Here is the 30 hour mark. At this point the rice is really sticking together. There is white fuzzy stuff starting to grow in patches all over. If you notice anything other than white or slightly yellow then throw it away. Especially if it is green, black or brown. Mine was a litty soupier than the pic because I think the humidity got a little too high. I removed the damp paper towel in there and took a clean towel from the clean laundry and wiped the condensation from the insides of the incubator. I also removed the water bowel at this time. If I had more than 10 hours to go then I would not have removed the water bowel. If it gets too dry for too long then the mold goes into spore production which you do not want. But another 10 hours would not hurt & I did want the rice a little drier so it handles more easily.


This is the finished Kome-Koji. You should notice fuzzy white all over and there should be some liquid starting to pool at the bottom. That stuff should be pure Glucose. Give a piece of rice a taste at this point. It should be super sweet with a slight nutty flavor in the back. It reminds me of a watered down Anise seed extract.

At this point I take all the Kome-Koji and add it to a ziplock bag while removing as much air as I can. Now I am going to weigh the bag and get it's weight in grams. My batch came in at 584 grams. To store the Kome-Koji you can place in the coldest part of the fridge for a maximum of 3 - 4 weeks if needed befor it breaks down the rice too much and use up all the enzymes. You can freeze it like this for 3 months befor the freezer starts giving the stuff funky flavors. If you want to keep it longer you need a cold air dehydrator to repidly dehydrate the stuff then that can keep frozen for a year at most.

Now on to making the Sake!

First lets talk about the recipe.

Traditional Sake is made up of the 3 main ingredients Kome-Koji:Rice:Water & should always be at the ratio of 25:100:160. So depending on the amount of Rice you use you want 25% Kome-Koji and 160% Water. My recipe was scaled down to some odd numbers & are not exact but I am using:

1 1/3 cup Kome-Koji
5 cups Rice
8 cups water

For my rice I am going to use the Sushi Rice for my Moto step (See later) and then will use Botan Calrose Rice for the rest of the steps. It is a medium milled short grain rice that work well for Sake and is much less expensive.

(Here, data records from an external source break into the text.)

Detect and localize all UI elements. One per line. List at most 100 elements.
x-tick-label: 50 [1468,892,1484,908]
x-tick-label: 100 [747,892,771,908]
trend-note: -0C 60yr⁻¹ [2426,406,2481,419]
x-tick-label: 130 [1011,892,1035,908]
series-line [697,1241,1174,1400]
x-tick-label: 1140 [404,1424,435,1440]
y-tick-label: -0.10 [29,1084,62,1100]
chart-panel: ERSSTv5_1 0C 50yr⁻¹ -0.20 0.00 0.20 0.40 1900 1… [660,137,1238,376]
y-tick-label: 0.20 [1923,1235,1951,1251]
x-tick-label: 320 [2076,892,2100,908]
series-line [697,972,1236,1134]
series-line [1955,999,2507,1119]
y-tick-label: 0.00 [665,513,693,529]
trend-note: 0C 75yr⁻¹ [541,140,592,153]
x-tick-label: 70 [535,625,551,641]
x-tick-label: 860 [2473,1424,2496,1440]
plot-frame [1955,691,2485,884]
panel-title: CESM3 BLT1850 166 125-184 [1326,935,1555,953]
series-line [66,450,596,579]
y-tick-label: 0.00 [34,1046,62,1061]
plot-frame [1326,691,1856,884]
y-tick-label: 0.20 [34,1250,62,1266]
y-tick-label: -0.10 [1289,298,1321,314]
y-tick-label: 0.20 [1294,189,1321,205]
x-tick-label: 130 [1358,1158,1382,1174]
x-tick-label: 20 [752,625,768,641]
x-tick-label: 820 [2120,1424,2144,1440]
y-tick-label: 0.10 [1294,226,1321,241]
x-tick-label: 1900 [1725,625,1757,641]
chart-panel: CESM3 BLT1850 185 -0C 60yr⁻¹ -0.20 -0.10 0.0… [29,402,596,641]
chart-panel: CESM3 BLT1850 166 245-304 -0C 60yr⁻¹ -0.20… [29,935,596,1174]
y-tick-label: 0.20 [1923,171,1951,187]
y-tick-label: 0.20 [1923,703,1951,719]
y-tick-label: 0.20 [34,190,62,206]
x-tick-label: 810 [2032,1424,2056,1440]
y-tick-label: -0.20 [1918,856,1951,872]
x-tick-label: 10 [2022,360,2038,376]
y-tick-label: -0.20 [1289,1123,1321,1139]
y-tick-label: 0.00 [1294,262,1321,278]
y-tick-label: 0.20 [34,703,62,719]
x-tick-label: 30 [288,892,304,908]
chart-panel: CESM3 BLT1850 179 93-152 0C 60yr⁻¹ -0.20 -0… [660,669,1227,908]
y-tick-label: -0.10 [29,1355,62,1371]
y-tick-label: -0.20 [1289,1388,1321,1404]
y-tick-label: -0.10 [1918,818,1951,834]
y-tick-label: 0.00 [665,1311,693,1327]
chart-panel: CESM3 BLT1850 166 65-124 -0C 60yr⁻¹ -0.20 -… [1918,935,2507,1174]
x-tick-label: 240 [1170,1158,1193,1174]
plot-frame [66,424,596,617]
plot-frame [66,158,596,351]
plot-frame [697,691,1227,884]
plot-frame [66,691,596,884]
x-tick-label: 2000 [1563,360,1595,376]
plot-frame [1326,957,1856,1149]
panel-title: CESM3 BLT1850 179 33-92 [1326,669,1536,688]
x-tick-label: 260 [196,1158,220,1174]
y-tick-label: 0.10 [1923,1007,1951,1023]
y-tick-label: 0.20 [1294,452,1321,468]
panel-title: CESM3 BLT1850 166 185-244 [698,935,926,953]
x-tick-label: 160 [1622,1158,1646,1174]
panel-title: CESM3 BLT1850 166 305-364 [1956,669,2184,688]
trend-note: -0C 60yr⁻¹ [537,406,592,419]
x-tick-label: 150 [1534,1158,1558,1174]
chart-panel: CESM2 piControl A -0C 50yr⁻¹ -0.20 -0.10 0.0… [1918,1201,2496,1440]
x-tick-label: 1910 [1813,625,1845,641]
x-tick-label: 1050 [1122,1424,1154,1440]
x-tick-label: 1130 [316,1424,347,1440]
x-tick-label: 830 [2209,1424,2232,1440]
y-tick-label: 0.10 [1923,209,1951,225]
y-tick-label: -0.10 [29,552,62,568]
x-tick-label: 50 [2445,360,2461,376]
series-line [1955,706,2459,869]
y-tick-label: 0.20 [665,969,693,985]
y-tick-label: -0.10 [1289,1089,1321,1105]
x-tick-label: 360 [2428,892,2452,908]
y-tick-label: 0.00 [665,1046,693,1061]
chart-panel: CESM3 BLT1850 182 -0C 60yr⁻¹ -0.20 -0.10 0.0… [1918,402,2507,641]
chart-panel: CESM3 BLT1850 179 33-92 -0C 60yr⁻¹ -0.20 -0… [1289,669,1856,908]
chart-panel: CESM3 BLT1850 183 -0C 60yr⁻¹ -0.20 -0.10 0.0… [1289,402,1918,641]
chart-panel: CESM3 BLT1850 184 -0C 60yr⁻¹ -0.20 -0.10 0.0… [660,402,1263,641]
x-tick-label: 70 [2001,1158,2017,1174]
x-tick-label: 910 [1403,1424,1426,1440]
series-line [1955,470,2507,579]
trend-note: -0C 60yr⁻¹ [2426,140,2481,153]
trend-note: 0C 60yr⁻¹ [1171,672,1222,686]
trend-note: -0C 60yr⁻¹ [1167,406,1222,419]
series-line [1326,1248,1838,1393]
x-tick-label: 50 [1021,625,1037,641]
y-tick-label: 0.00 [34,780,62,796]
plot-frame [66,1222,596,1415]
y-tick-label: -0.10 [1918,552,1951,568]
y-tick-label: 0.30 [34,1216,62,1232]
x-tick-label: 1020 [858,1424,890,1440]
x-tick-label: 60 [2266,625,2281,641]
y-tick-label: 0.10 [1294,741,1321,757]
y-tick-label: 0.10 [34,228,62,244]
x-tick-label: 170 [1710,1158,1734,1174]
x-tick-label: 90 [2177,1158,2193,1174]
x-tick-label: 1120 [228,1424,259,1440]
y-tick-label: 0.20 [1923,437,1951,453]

You will find a lot of traditional recipes also using Epsom salt and Mortons salt substitute. That is usually if you are using a highly filtered water or RO water. I will be using spring Fiji water and plan on using a tiny portion of DAP. "1/8th tsp."

If you talk to your LHBS they will tell you to use Citric acid in your Sake recipe. Please do not do that. If you do this stuff will get real sour and not that pleasant. Just make sure to follow instructions here and you will have a great drink without that Citric acid.

The steps for making Sake will be broken up into 4 steps lasting about 30 days. Each step doubles the volume of rice each time. The math can get tricky when trying to figure up how much rice, kome-koji & water to use for each step. That is why I measured my Kome-koji in grams earlier.

Also weigh your Rice and Water in grams as well now. My 5 cups of rice came to 1185g in dry rice weight. My 8 cups of water came to 1936g.

You can figure your additions by grams easily. Just apply the following percentages to the total weight in grams to get how much you need for each step.


So now that we have all this data & spent the time to make the Kome-Koji from scratch we can finally go onto making the Sake. Following me so far? Fun in a complicated head hurting way huh :cross:

First we make our Moto or Starter mash.

Lets multiply the 6.666% to the dry rice weight to get the amount of Rice needed and prepare this like we did the Koji rice at first. "Rinse, Soak & steam". Traditionally you use super cold water or Ice water and place the rice in the fridge the night before and let it soak overnight for 12 hours or so. I am feeling lazy right now and will just soak the rice in warm water for 30min to an hour to get that magical 33% growth in volume we want.

I am cooking the rice now so will update more once that is done.